The journey home was grotesque. Deep snow closed Kabul airport. Waiting for a delayed flight in Dubai, Irfani saw his wife's coffin sitting in the sun on the tarmac. "He was completely beside himself," recalls Judith Quinlivan, one of his supporters on Christmas Island. She rang around the world late that night to have the problem fixed.
In Kabul Irfani discovered his wife's family had also left for Pakistan. "Nothing and no one has left for me here in Afghanistan," he told Whitmont. He turned for help to his escorts, the International Organisation for Migration. "I asked them to please arrange automobile for us from Kabul to Pakistan border. The IOM gave us a car and a van for the coffin, and from the border to Quetta we went by an ambulance and a car."
Those who know Irfani say he is an intelligent man of great dignity. He has remarried and has another young child. They live in a single room in a crowded house. His little knot of supporters in Western Australia continues to work for the family's return to Australia. Meanwhile, they are paying for the education of the children - tuition that will never, by law, lead to qualifications of any kind.

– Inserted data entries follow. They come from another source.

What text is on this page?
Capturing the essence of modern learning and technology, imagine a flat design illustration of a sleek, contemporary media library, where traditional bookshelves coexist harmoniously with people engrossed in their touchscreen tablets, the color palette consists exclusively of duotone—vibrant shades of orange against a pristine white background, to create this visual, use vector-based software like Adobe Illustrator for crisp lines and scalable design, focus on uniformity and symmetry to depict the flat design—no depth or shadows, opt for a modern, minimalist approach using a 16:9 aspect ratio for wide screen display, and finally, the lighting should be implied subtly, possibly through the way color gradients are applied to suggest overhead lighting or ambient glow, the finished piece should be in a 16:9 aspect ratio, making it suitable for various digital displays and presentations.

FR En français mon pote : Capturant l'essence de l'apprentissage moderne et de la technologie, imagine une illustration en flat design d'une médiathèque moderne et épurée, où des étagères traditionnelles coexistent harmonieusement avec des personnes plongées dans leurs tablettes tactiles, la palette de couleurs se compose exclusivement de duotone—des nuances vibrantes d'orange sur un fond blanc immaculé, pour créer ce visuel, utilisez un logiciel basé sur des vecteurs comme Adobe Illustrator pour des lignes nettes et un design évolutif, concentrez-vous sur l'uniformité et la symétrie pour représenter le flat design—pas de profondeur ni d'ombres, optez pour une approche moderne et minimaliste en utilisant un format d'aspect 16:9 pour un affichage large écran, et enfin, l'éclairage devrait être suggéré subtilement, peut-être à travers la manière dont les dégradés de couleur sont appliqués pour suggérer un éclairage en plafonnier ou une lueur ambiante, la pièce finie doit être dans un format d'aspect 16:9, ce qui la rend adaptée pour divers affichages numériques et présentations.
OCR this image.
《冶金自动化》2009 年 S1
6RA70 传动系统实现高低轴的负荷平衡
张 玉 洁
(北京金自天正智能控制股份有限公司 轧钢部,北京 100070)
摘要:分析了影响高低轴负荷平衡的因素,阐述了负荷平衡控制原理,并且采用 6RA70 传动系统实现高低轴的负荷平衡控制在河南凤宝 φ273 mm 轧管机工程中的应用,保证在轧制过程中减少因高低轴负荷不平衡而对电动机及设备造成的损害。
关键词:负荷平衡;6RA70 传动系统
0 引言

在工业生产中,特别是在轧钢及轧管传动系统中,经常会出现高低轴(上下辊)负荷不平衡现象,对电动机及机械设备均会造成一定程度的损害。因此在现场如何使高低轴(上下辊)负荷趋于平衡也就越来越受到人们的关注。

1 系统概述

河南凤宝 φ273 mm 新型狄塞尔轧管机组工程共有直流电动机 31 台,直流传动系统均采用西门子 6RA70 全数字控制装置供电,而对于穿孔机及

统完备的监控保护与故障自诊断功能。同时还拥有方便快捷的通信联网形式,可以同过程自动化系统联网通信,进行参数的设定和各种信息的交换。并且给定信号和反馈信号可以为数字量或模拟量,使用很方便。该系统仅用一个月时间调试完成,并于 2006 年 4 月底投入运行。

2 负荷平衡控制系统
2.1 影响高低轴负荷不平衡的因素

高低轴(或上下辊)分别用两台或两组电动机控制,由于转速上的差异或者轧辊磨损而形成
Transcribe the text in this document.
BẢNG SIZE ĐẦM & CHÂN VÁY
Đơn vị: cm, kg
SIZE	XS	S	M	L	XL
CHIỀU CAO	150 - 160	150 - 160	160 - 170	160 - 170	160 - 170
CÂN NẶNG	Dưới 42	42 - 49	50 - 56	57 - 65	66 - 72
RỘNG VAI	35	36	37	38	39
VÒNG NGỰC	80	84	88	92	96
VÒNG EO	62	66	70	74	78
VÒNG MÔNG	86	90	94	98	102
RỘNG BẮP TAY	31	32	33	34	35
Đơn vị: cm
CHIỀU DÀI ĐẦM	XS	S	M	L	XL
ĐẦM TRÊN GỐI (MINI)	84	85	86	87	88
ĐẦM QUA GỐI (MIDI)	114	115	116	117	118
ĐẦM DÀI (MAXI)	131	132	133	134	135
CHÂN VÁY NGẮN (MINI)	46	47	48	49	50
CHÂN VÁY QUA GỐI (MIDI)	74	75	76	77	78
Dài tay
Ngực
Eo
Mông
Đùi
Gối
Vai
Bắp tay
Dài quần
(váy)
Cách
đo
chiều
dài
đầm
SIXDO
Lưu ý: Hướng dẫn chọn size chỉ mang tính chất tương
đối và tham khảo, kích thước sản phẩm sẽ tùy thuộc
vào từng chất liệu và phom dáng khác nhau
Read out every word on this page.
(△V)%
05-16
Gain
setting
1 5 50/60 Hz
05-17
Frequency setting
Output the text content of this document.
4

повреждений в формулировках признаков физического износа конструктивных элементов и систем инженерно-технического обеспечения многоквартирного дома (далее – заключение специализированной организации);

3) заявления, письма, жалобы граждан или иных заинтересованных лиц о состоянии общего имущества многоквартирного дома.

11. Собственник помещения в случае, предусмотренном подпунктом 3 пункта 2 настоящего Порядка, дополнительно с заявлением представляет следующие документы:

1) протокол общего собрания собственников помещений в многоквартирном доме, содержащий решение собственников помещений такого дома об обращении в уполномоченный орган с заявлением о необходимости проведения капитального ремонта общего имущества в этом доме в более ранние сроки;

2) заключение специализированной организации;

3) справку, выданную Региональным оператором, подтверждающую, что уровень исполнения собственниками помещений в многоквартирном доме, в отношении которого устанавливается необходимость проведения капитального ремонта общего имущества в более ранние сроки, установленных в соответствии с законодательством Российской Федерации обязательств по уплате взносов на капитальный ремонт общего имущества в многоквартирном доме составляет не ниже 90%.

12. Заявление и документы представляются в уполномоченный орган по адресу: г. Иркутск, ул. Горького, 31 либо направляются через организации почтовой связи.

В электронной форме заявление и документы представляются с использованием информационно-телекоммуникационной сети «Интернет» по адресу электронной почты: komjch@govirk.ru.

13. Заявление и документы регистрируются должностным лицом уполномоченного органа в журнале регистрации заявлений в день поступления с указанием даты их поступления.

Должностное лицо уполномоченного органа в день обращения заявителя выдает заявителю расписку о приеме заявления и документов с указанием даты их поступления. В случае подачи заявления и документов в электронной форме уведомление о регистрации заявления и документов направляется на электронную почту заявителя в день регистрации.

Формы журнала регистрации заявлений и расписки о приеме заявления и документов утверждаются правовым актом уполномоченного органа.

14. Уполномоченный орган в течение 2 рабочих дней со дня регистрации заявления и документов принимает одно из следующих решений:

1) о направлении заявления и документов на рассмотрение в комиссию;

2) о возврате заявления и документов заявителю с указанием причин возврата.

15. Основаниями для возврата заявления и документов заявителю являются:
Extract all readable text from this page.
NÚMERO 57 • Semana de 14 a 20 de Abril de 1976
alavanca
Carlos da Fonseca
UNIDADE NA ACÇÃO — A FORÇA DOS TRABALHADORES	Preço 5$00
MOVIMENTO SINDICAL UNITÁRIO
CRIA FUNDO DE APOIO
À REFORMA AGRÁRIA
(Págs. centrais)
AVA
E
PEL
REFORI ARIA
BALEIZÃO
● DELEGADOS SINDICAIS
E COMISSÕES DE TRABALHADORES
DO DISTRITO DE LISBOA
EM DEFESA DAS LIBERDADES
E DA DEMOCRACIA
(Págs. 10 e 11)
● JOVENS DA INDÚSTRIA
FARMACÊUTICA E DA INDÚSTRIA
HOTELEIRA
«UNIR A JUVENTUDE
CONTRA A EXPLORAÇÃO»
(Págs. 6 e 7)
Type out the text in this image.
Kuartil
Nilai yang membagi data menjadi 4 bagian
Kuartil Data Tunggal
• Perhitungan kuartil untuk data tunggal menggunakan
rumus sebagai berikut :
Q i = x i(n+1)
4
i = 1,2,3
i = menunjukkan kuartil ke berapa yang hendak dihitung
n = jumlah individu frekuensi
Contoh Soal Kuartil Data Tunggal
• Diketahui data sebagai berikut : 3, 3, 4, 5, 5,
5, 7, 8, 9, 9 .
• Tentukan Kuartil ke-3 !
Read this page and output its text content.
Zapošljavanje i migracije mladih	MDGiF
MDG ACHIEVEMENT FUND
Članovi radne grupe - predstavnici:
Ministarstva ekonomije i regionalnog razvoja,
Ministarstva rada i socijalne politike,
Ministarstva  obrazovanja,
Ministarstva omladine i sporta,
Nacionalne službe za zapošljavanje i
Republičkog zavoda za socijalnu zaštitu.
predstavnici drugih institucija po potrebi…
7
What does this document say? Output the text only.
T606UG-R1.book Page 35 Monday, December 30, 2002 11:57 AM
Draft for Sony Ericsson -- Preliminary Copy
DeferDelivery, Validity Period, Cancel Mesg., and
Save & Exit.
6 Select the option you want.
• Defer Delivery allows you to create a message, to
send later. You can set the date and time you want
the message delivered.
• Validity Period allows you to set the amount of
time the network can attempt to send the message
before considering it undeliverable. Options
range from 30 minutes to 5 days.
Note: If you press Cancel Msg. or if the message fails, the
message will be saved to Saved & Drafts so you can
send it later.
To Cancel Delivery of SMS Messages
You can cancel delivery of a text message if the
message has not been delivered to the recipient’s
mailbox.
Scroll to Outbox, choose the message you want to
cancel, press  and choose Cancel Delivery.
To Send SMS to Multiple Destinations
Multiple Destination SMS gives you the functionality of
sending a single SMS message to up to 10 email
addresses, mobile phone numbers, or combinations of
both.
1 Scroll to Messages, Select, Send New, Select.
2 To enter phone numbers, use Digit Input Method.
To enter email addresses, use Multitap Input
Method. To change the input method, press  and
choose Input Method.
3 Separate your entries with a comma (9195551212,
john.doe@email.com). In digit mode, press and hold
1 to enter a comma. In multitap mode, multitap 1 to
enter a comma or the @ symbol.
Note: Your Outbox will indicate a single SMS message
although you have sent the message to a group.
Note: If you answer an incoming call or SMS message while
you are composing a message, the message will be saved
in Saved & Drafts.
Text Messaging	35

Quetta is no longer safe. When I was on Christmas Island last July, a common thread in the stories of Hazaras there was having fled violence in that city. And Australia was giving these boat people visas. About the time I was on the island, Irfani applied for Offshore Humanitarian Visas (Class XB) for his family. They are not taking a boat this time but joining the queue - of about 35,000 people who will apply for about 4500 places offered overseas this year.
"The question for us is how to respond to the current circumstances of these and other individuals returned under the previous government," Evans told the Labor MP Melissa Parke last month. But in a couple of pages of waffle the only hope the minister would offer the Irfanis was this cold Canberra formula: "All claims are considered on their individual merits."